Et hop, encore un peu de poussière sous le tapis…

La Cades prévoit d’emprunter 20 milliards sur les marchés http://www.lesechos.fr/entreprises-secteurs/finance-marches/actu/0202501238175-la-cades-prevoit-d-emprunter-20-milliards-sur-le-marche-529010.php.

Pourquoi vous parler de la Cades ? Parce que c’est un symptôme avancé de notre faillite. La Cades est une structure cache-poussière censée réduire le « trou de la Sécu ».

La Caisse d’amortissement de la dette sociale est un « machin » au sens gaullien qui fut créé en 1996 et devait à l’origine cesser toute activité en 2009. La Cades avait repris le « trou de la Sécu », soit 21 Mds€ de l’époque et encaisse l’impôt universel de la CRDS pour apurer la dette.

Ça c’était le plan initial.

La vérité c’est que la Cades emprunte.
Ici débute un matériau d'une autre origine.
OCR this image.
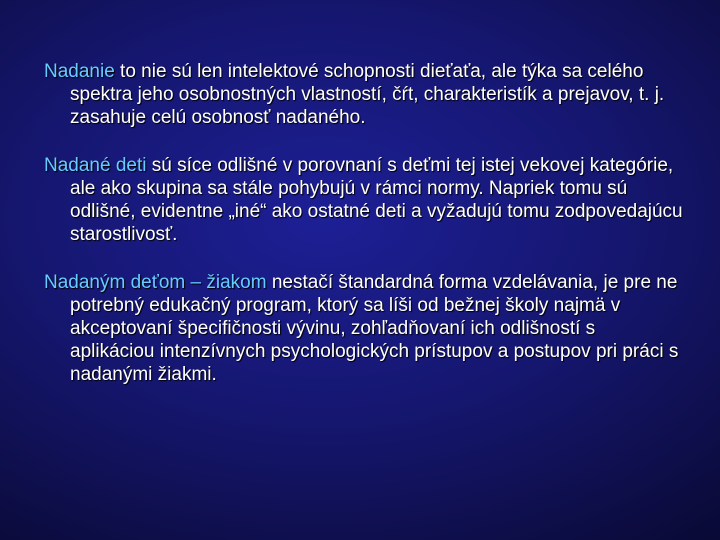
Nadanie to nie sú len intelektové schopnosti dieťaťa, ale týka sa celého spektra jeho osobnostných vlastností, čŕt, charakteristík a prejavov, t. j. zasahuje celú osobnosť nadaného.

Nadané deti sú síce odlišné v porovnaní s deťmi tej istej vekovej kategórie, ale ako skupina sa stále pohybujú v rámci normy. Napriek tomu sú odlišné, evidentne „iné“ ako ostatné deti a vyžadujú tomu zodpovedajúcu starostlivosť.

Nadaným deťom – žiakom nestačí štandardná forma vzdelávania, je pre ne potrebný edukačný program, ktorý sa líši od bežnej školy najmä v akceptovaní špecifičnosti vývinu, zohľadňovaní ich odlišností s aplikáciou intenzívnych psychologických prístupov a postupov pri práci s nadanými žiakmi.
Elle est classifiée government agency sur le marché obligataire (soit presque aussi bon que l’État, un peu comme un deuxième vin) et bénéficie de la note AA+ attribuée par Standard & Poors.

Les Echos nous apprennent que cette année la Cades devra trouver 46,4 Mds€ dont 10 Mds€ à court terme. L’Agefi indique 30 Mds€ et confirme 10 Mds€ à court terme.
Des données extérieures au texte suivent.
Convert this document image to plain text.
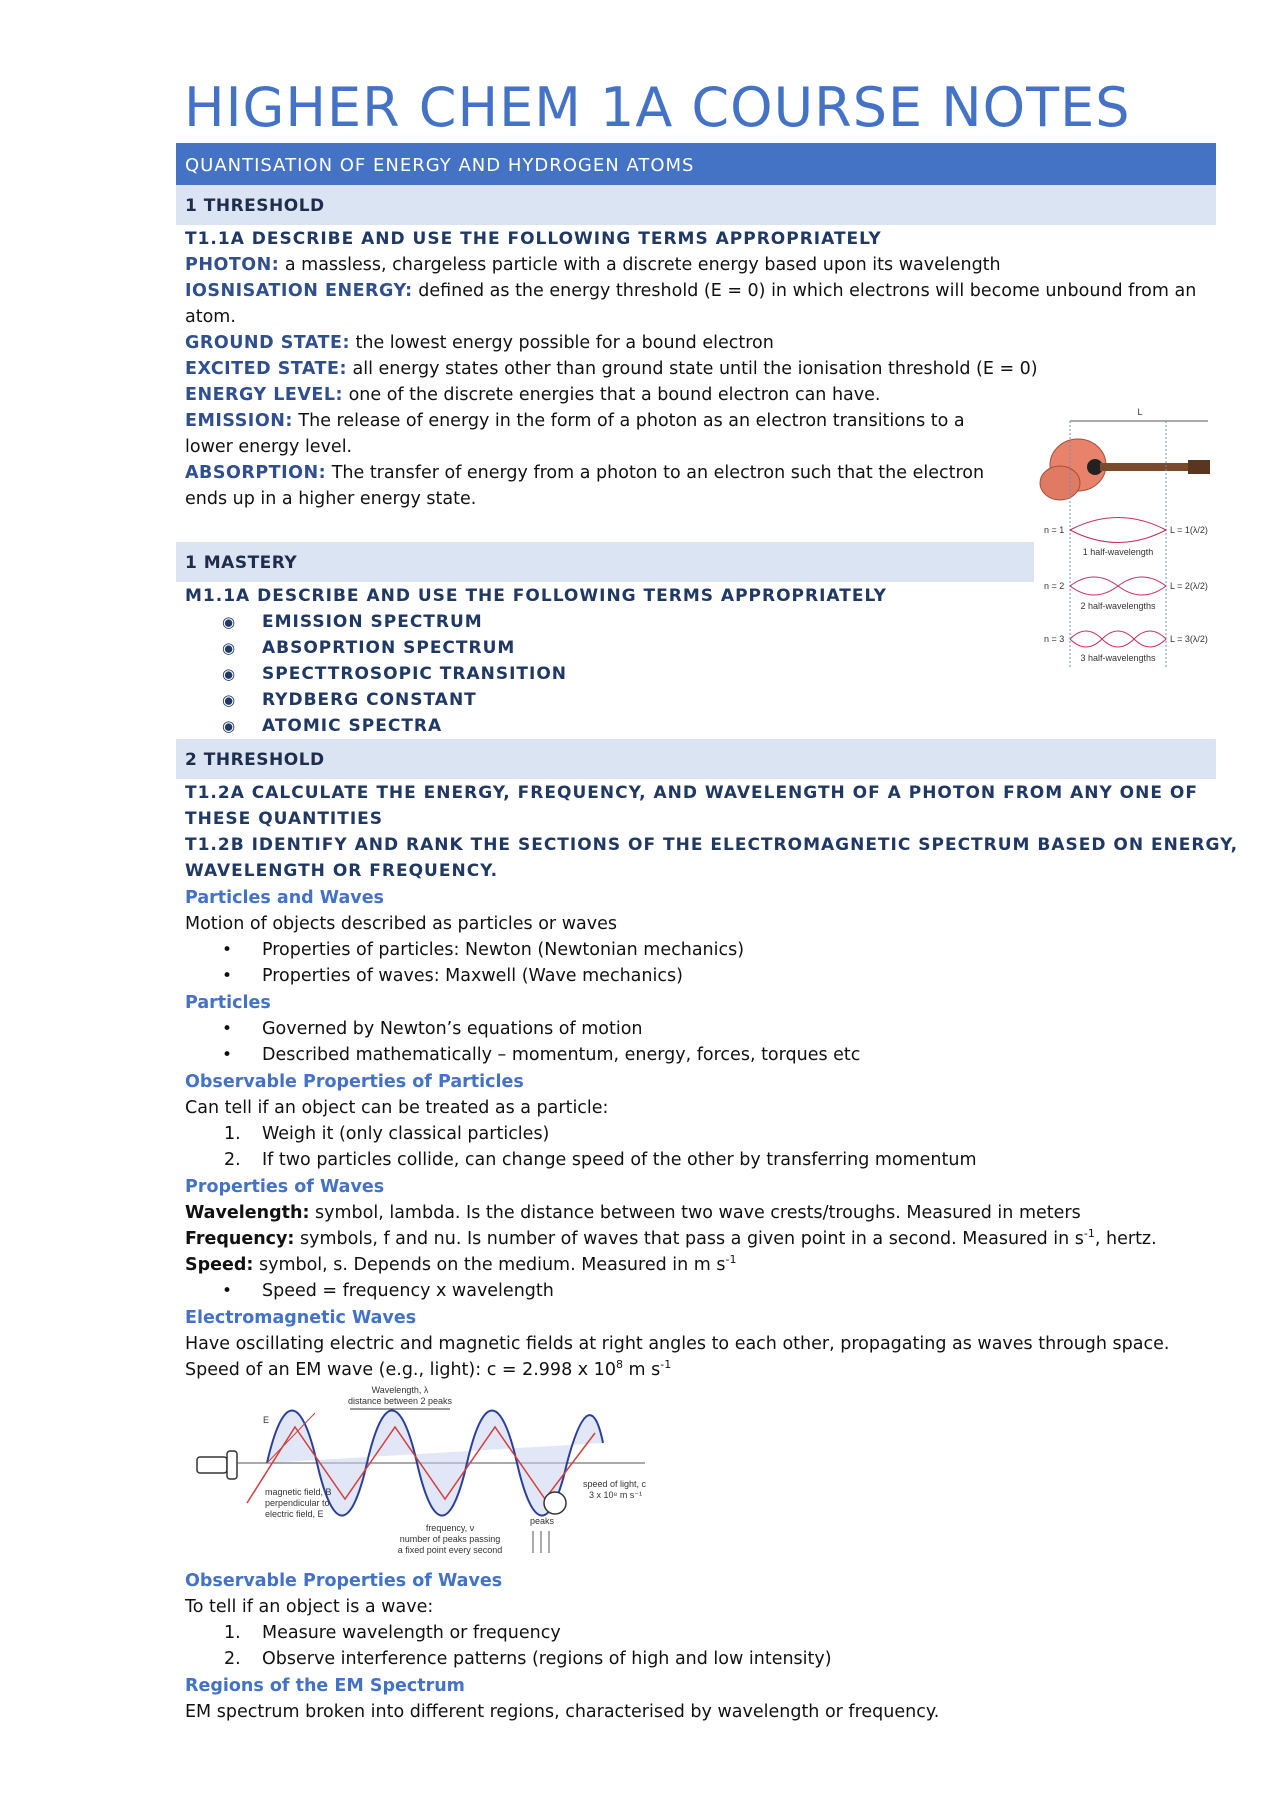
HIGHER CHEM 1A COURSE NOTES
QUANTISATION OF ENERGY AND HYDROGEN ATOMS
1 THRESHOLD
T1.1A DESCRIBE AND USE THE FOLLOWING TERMS APPROPRIATELY
PHOTON: a massless, chargeless particle with a discrete energy based upon its wavelength
IOSNISATION ENERGY: defined as the energy threshold (E = 0) in which electrons will become unbound from an
atom.
GROUND STATE: the lowest energy possible for a bound electron
EXCITED STATE: all energy states other than ground state until the ionisation threshold (E = 0)
ENERGY LEVEL: one of the discrete energies that a bound electron can have.
EMISSION: The release of energy in the form of a photon as an electron transitions to a
lower energy level.
ABSORPTION: The transfer of energy from a photon to an electron such that the electron
ends up in a higher energy state.
1 MASTERY
M1.1A DESCRIBE AND USE THE FOLLOWING TERMS APPROPRIATELY
◉ EMISSION SPECTRUM
◉ ABSOPRTION SPECTRUM
◉ SPECTTROSOPIC TRANSITION
◉ RYDBERG CONSTANT
◉ ATOMIC SPECTRA
L
n = 1
1 half-wavelength
L = 1(λ/2)
n = 2
2 half-wavelengths
L = 2(λ/2)
n = 3
3 half-wavelengths
L = 3(λ/2)
2 THRESHOLD
T1.2A CALCULATE THE ENERGY, FREQUENCY, AND WAVELENGTH OF A PHOTON FROM ANY ONE OF
THESE QUANTITIES
T1.2B IDENTIFY AND RANK THE SECTIONS OF THE ELECTROMAGNETIC SPECTRUM BASED ON ENERGY,
WAVELENGTH OR FREQUENCY.
Particles and Waves
Motion of objects described as particles or waves
• Properties of particles: Newton (Newtonian mechanics)
• Properties of waves: Maxwell (Wave mechanics)
Particles
• Governed by Newton’s equations of motion
• Described mathematically – momentum, energy, forces, torques etc
Observable Properties of Particles
Can tell if an object can be treated as a particle:
1. Weigh it (only classical particles)
2. If two particles collide, can change speed of the other by transferring momentum
Properties of Waves
Wavelength: symbol, lambda. Is the distance between two wave crests/troughs. Measured in meters
Frequency: symbols, f and nu. Is number of waves that pass a given point in a second. Measured in $s^{-1}$, hertz.
Speed: symbol, s. Depends on the medium. Measured in m $s^{-1}$
• Speed = frequency x wavelength
Electromagnetic Waves
Have oscillating electric and magnetic fields at right angles to each other, propagating as waves through space.
Speed of an EM wave (e.g., light): c = 2.998 x $10^8$ m $s^{-1}$
Wavelength, λ
distance between 2 peaks
E
magnetic field, B
perpendicular to
electric field, E
speed of light, c
3 x 10⁸ m s⁻¹
frequency, ν
number of peaks passing
a fixed point every second
peaks
Observable Properties of Waves
To tell if an object is a wave:
1. Measure wavelength or frequency
2. Observe interference patterns (regions of high and low intensity)
Regions of the EM Spectrum
EM spectrum broken into different regions, characterised by wavelength or frequency.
Pourquoi cette obligation est un indicateur utile pour nous ?

Le marché obligataire souverain est faussé puisque les banques commerciales les achètent grâce à l’argent prêté par la Banque centrale européenne.

Le marché des titres des government agency est moins faussé car il est en seconde ligne et moins transparent car moins couvert par les media. Il peut donc nous être utile comme alerte précoce de dérapage sur nos taux.
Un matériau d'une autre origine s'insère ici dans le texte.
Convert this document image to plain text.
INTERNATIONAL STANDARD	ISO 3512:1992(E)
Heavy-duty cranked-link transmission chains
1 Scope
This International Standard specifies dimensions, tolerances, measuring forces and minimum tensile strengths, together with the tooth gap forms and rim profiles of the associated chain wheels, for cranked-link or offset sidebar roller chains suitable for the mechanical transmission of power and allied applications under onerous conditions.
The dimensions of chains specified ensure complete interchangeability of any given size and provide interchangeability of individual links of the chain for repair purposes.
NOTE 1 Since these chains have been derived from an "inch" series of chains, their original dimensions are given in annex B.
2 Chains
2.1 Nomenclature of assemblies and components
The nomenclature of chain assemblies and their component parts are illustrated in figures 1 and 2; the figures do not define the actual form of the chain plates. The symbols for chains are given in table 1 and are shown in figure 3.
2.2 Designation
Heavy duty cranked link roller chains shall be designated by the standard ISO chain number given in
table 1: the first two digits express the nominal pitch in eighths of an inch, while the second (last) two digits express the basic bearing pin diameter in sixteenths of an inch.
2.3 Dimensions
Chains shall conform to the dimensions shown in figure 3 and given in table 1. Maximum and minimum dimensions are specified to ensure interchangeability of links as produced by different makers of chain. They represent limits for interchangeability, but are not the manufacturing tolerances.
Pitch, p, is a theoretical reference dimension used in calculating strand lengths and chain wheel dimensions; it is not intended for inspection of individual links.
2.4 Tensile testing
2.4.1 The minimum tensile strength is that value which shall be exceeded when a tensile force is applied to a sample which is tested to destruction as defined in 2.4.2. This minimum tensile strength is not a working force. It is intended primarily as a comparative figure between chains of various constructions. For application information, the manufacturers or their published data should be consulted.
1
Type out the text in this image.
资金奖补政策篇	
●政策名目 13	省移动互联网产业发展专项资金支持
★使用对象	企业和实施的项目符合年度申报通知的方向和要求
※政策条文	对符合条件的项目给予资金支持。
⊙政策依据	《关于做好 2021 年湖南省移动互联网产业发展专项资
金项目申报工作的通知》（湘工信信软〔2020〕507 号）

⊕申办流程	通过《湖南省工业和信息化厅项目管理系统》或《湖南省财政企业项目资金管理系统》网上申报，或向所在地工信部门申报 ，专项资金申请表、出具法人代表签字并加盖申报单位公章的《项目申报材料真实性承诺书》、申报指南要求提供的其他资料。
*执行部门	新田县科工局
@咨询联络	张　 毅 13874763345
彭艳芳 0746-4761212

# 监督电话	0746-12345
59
Que pouvons-nous conclure pour le moment ?

Qu’il est étrange que le gouvernement ait décidé de ne pas verser sa dette vers le cache-poussière Cades. Selon Le Figaro, la solution de relever le découvert (de 22 Mds€ à 29,5 Mds€) de la banque de la Sécu, l’Acoss a été préférée.

Une hypothèse, audacieuse, je le reconnais : dans un admirable éclair de lucidité, le gouvernement s’attend à une nouvelle dégradation de la note française. Dans ce cas, les émissions de la Cades pourraient mal se passer et on a estimé plus sage de ne pas « charger la mule » et de laisser l’Acoss se débrouiller avec le trou en transit.